だから診断は、別の病名。ある意味、あの人が望んでいた病名。
それがあれば、色んなことへの免罪符にできるから。
そんなことも後から私が先生と話して分かったこと。
でも、あの時もう少しこうしていたら、とか、こう言っていたら、少しは違っていたのかもしれない、という後悔がどうしてもある。

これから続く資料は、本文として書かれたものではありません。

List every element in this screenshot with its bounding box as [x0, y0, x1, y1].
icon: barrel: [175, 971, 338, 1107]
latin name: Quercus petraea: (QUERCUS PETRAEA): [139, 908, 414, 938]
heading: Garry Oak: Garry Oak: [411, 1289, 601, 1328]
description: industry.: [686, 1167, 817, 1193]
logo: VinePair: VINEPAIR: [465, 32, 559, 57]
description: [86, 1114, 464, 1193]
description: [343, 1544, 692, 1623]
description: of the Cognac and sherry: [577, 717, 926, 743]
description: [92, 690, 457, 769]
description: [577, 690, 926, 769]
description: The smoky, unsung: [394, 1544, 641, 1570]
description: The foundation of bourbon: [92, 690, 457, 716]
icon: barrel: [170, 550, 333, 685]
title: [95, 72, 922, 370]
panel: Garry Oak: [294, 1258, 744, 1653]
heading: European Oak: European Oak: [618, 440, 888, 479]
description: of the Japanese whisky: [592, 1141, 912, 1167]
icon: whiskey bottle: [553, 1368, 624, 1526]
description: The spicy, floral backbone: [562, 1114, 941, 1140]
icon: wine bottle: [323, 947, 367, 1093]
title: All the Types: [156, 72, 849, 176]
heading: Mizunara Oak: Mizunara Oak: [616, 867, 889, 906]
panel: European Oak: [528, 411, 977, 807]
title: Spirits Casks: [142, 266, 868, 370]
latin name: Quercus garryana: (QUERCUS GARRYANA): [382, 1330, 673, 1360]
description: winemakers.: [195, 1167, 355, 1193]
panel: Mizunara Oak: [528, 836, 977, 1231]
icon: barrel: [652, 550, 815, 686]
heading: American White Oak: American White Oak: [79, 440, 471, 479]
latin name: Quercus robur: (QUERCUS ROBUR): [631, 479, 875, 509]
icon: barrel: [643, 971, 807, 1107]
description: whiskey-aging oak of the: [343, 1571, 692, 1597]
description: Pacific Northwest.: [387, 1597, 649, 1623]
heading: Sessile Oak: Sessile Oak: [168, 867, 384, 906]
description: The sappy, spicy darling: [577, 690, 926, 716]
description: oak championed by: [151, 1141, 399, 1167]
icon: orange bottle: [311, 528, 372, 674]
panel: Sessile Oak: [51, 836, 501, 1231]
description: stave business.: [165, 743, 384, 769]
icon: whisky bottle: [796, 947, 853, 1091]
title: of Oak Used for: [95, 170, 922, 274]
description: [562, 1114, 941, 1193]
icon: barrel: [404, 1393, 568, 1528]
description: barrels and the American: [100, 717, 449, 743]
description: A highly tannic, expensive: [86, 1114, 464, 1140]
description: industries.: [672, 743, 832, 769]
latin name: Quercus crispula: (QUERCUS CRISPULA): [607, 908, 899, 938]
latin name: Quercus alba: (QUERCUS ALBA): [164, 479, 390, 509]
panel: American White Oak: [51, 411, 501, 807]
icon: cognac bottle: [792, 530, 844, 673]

この先あんな病気のあの人がどうやってひとりで生きていくんだろうと気になることも。
(あの人が心配というよりは、将来的に子に迷惑がかからないだろうかって観点からだけど)
「仕事辞めていいよ」
「後のことは一緒に考えよう」
今になったから思えること。
当時そんなことを言ったらキレられ怒鳴られ、どんな目に遭っていたかは分からない。
そもそもあの人がああなった理由は私たち家族にあったわけじゃない。
あったとしたら、発症の、ほんの些細なきっかけになっただけなんだと思う。
根っこのとこは、長い時間、それはもう幼少期から、じわじわと醸成されてきたモノなんだと、たくさんたくさん調べて知った。
「こんな病気になったのは、お前のせいだ」
何度も怒鳴られて、そう思い込んでしまったのかもしれない。
それでも、もっと何か方法があったんじゃないかなと、今でも思ってしまう日がたまーにある。
あくまでたまーに、だけど。
当然、思い出して腹が立つ日の方が断然多いのだ。
今さら後悔したところでどうにかなるわけないし、何よりまたあの息苦しい、死んだような生活に戻る気はさらさらない。
子がニコニコ楽しそうにしている今が正解なんだ。